It appears that round one of the Fiscal Cliff negotiations have begun. Lets take a moment to find out what the two sides, Obama and Boehner, have on the table so far. Remember, these negotiations are part chess match, part theater, all played out on the national stage. Both sides must balance carefully the need for compromise and the willingness of their respective bases to accept the deal. This is not an easy task according to The Economist:
“Raising tax rates is unacceptable,” John Boehner, the Speaker of the House of Representatives, declared on November 8th. The next day Mr Obama said “I am not going to ask students and seniors and middle-class families to pay down the entire deficit while people like me, making over $250,000, aren’t asked to pay a dime more in taxes.”

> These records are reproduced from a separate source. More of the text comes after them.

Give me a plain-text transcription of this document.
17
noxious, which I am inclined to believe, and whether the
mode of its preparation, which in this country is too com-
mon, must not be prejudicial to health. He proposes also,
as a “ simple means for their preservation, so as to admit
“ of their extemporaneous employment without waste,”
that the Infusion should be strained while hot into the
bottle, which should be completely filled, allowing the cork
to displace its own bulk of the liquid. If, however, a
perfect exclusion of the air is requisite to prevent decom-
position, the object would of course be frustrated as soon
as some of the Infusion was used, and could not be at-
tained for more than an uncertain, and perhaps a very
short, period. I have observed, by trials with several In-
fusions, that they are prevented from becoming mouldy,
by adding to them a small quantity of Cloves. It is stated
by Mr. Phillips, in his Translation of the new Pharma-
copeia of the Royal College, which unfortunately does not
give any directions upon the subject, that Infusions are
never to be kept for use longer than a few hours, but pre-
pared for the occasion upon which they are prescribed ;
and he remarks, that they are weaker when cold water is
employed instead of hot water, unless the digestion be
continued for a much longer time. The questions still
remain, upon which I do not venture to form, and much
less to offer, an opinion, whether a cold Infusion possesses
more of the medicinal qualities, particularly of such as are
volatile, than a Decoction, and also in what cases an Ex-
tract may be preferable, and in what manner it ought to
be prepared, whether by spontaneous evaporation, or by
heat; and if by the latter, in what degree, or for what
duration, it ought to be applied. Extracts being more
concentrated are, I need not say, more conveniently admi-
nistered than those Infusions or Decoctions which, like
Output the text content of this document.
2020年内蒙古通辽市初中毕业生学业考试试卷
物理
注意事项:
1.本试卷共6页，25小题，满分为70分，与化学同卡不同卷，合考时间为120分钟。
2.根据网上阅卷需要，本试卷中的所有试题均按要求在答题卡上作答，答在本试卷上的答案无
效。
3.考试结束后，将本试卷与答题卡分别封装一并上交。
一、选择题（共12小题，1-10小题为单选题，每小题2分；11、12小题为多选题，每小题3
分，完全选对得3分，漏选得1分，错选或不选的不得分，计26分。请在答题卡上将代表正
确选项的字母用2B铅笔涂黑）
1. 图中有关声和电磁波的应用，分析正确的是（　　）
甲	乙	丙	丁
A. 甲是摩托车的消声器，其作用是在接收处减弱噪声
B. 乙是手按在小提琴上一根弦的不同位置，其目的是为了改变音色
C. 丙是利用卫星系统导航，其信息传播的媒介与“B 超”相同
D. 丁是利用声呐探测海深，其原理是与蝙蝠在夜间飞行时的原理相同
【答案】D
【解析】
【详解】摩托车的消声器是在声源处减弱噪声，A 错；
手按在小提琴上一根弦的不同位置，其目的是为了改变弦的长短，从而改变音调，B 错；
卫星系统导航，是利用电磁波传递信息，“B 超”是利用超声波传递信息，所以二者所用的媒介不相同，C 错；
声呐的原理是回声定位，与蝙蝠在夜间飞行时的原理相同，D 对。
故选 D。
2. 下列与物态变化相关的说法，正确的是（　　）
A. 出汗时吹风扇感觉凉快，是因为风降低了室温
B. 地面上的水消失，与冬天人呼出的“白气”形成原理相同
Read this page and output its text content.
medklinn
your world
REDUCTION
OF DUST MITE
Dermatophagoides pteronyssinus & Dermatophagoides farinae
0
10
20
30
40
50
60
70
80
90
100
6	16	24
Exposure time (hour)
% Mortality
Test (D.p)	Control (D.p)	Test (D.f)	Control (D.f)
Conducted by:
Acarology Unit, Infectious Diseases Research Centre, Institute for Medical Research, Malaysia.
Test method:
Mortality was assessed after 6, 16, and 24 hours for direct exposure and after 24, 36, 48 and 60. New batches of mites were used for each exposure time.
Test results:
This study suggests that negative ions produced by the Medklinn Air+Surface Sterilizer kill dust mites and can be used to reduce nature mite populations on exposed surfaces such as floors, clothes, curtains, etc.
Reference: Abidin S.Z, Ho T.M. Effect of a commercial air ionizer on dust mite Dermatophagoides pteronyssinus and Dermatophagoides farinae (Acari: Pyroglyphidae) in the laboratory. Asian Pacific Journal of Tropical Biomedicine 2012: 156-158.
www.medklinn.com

Optimists, however, took note of what the men did not say: Mr Boehner did not rule out raising tax revenues. Mr Obama did not explicitly insist that the two top income tax rates, now 33% and 35%, return to 35% and 39.6%, as they are scheduled to do when George W. Bush’s tax cuts expire at the end of this year.

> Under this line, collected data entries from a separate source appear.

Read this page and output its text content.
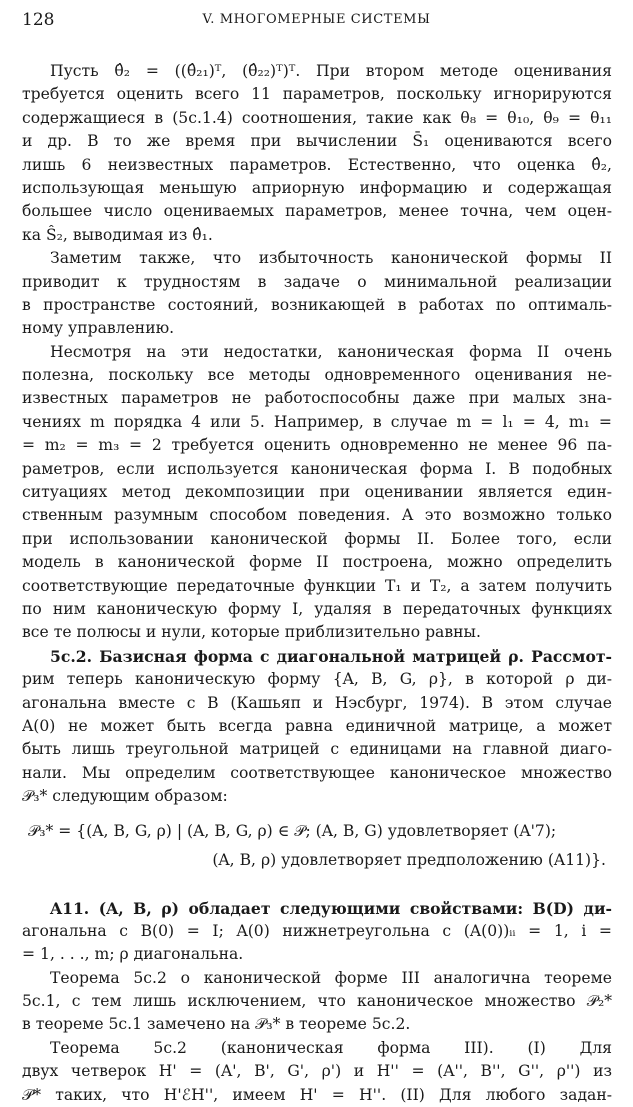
128	V. МНОГОМЕРНЫЕ СИСТЕМЫ
Пусть θ̂₂ = ((θ̂₂₁)ᵀ, (θ̂₂₂)ᵀ)ᵀ. При втором методе оценивания
требуется оценить всего 11 параметров, поскольку игнорируются
содержащиеся в (5с.1.4) соотношения, такие как θ₈ = θ₁₀, θ₉ = θ₁₁
и др. В то же время при вычислении S̄₁ оцениваются всего
лишь 6 неизвестных параметров. Естественно, что оценка θ̂₂,
использующая меньшую априорную информацию и содержащая
большее число оцениваемых параметров, менее точна, чем оцен-
ка Ŝ₂, выводимая из θ̂₁.
Заметим также, что избыточность канонической формы II
приводит к трудностям в задаче о минимальной реализации
в пространстве состояний, возникающей в работах по оптималь-
ному управлению.
Несмотря на эти недостатки, каноническая форма II очень
полезна, поскольку все методы одновременного оценивания не-
известных параметров не работоспособны даже при малых зна-
чениях m порядка 4 или 5. Например, в случае m = l₁ = 4, m₁ =
= m₂ = m₃ = 2 требуется оценить одновременно не менее 96 па-
раметров, если используется каноническая форма I. В подобных
ситуациях метод декомпозиции при оценивании является един-
ственным разумным способом поведения. А это возможно только
при использовании канонической формы II. Более того, если
модель в канонической форме II построена, можно определить
соответствующие передаточные функции T₁ и T₂, а затем получить
по ним каноническую форму I, удаляя в передаточных функциях
все те полюсы и нули, которые приблизительно равны.
5с.2. Базисная форма с диагональной матрицей ρ. Рассмот-
рим теперь каноническую форму {A, B, G, ρ}, в которой ρ ди-
агональна вместе с B (Кашьяп и Нэсбург, 1974). В этом случае
A(0) не может быть всегда равна единичной матрице, а может
быть лишь треугольной матрицей с единицами на главной диаго-
нали. Мы определим соответствующее каноническое множество
𝒫₃* следующим образом:
𝒫₃* = {(A, B, G, ρ) | (A, B, G, ρ) ∈ 𝒫; (A, B, G) удовлетворяет (A'7);
(A, B, ρ) удовлетворяет предположению (A11)}.
A11. (A, B, ρ) обладает следующими свойствами: B(D) ди-
агональна с B(0) = I; A(0) нижнетреугольна с (A(0))ᵢᵢ = 1, i =
= 1, . . ., m; ρ диагональна.
Теорема 5с.2 о канонической форме III аналогична теореме
5с.1, с тем лишь исключением, что каноническое множество 𝒫₂*
в теореме 5с.1 замечено на 𝒫₃* в теореме 5с.2.
Теорема 5с.2 (каноническая форма III). (I) Для
двух четверок H' = (A', B', G', ρ') и H'' = (A'', B'', G'', ρ'') из
𝒫* таких, что H'ℰH'', имеем H' = H''. (II) Для любого задан-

A possible loophole for the Republican’s ideological purity on taxes is, well, loopholes:
One way this [revenue increases] could be done is to target deductions that primarily benefit the rich. During the election campaign, Mitt Romney proposed paying for big marginal rate cuts by setting a cap on total deductions. The Tax Policy Centre, a think-tank, reckons a cap of $50,000 would raise $749 billion over ten years, comparable to the $800 billion that Mr Boehner entertained during failed negotiations with Mr Obama in 2011. Importantly, this fix would make the tax system much more progressive: 80% of the additional money would come from the top 1% of earners. This has helped draw interest from some Democrats.